Situation 2 may be the most common type in the context of sanctions. However, it would be unimaginable that Chinese courts would entertain suits brought in this situation. First of all, in such a situation the Victim has no legal right or interest that it can claim has been injured by the Perpetrator in declining to do business with it. Under Chinese law, except for public carriers, nobody has a legal duty or obligation to do business with another. The wording of Art. 12 does not look like it intended to create and impose such an aberrant legal duty on people all over the world. Further, the status of the AFSL, being merely a second-tier law enacted by the standing committee of the NPC instead of the full house NPC, does not empower it to create a novel category of civil rights and duties.

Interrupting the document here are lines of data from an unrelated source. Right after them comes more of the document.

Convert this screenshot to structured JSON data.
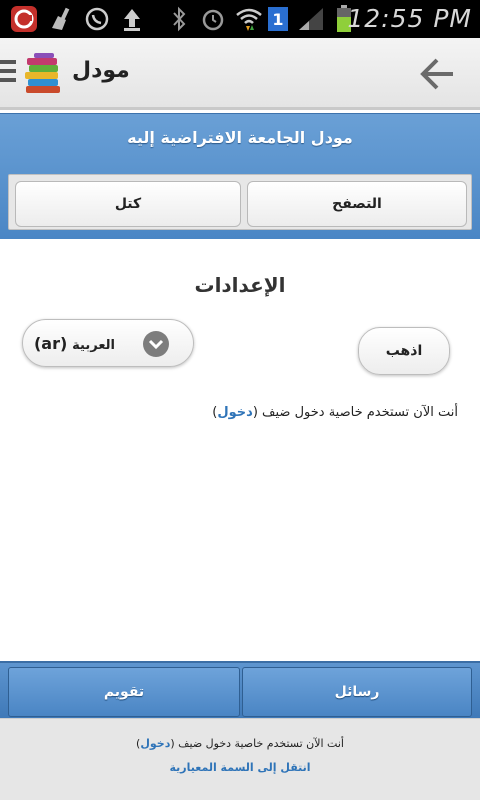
{
  "status_bar": {
    "time": "12:55 PM",
    "icons": [
      "app-notification-icon",
      "cleaner-icon",
      "whatsapp-icon",
      "upload-icon",
      "bluetooth-icon",
      "alarm-icon",
      "wifi-icon",
      "sim-1-icon",
      "signal-icon",
      "battery-icon"
    ],
    "sim_label": "1"
  },
  "action_bar": {
    "title": "مودل",
    "icons": [
      "menu-icon",
      "app-logo-books-icon",
      "back-arrow-icon"
    ]
  },
  "header": {
    "site_title": "مودل الجامعة الافتراضية إليه",
    "nav": {
      "browse_label": "التصفح",
      "blocks_label": "كتل"
    }
  },
  "main": {
    "heading": "الإعدادات",
    "language_select": {
      "selected_name": "العربية",
      "selected_code": "(ar)",
      "icon": "chevron-down-icon"
    },
    "go_label": "اذهب",
    "guest_notice": {
      "text": "أنت الآن تستخدم خاصية دخول ضيف",
      "open": "(",
      "link": "دخول",
      "close": ")"
    }
  },
  "bottom_nav": {
    "calendar_label": "تقويم",
    "messages_label": "رسائل"
  },
  "footer": {
    "guest_notice": {
      "text": "أنت الآن تستخدم خاصية دخول ضيف",
      "open": "(",
      "link": "دخول",
      "close": ")"
    },
    "standard_theme_link": "انتقل إلى السمة المعيارية"
  },
  "colors": {
    "header_blue": "#4a86c5",
    "link_blue": "#2f74b8",
    "status_bar": "#000000"
  }
}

To couple with the alleged “legal duty to do business with anybody”, there must be a civil right of any party to demand entering into business relationships with anybody. No such civil right exists under the Civil Code of China. Secondly, it would be simply impossible to grant damages to a Victim who sues the Perpetrator for declining to do business with it: there is no fair and sensible way to quantify the damages. Therefore Situation 2 is all but off the table.

 

In Situation 3, a contract is usually already enforceable against the breaching party without the invocation of the AFSL, save for the operation of a contractual force majeure clause which specifies foreign sanctions as a force majeure event. With the aid of the AFSL, potentially speaking, if the contract is governed by PRC law, such a clause runs the risk of being stricken out as invalid. However, this may not be the right outcome if the existent Chinese law is strictly followed. Under the Civil Code, a contract is either invalid in its entirety or carries some invalid clauses that may be stricken out individually. A contractual clause can be invalid either 1) in the case of a form contract, because it, being part of a form contract, unfairly excludes or attenuates the liabilities of the party who proffered the form contract in the first place, or aggravates the liabilities of the counterparty or restricts or excludes the fundamental rights of the counterparty (Art. 497 of Civil Code), or 2) in the case of a disclaimer clause, when personal injury is caused, or when property or economic losses are caused due to willful or grossly negligent conduct (Art. 506 of Civil Code). In all other situations a contract is either valid or invalid in its entirety. A force majeure clause is in nature a disclaimer, but foreign sanctions obviously do not fall within the purview of Art. 506 of the Civil Code. Therefore the force majeure clause cannot be stricken out as an invalid clause without the whole contract being held as invalid in its entirety.

 

If the whole contract is held as invalid, then the ensuing liabilities on the part of both parties would be restitution. No liability for damages would arise. This outcome is not desirable to the Victim and apparently not contemplated by Art. 12.

 

On the other hand, if the contract has a governing law clause which designates a foreign governing law, there is no applicable legal rule under Chinese law which may operate to override the designation and apply Chinese law to the contract instead. This would render the application of the AFSL groundless.

 

So, in summary, how Art. 12 would be applied to Situation 3, or any other conceivable situations for that matter, is rather nebulous. It simply doesn’t fit squarely into the Chinese system of laws. It is so lacking in operability that it’s rather unlikely to be applied by Chinese courts in actual cases until the Supreme People’s Court (“SPC”) issues a judicial interpretation of it. One can picture the grimace of the professional jurists at the SPC when they chew this hard piece of cake. It’s highly uncertain whether a judicial interpretation would be issued at all. In this regard the impact of Art. 12 would be arguably rather limited.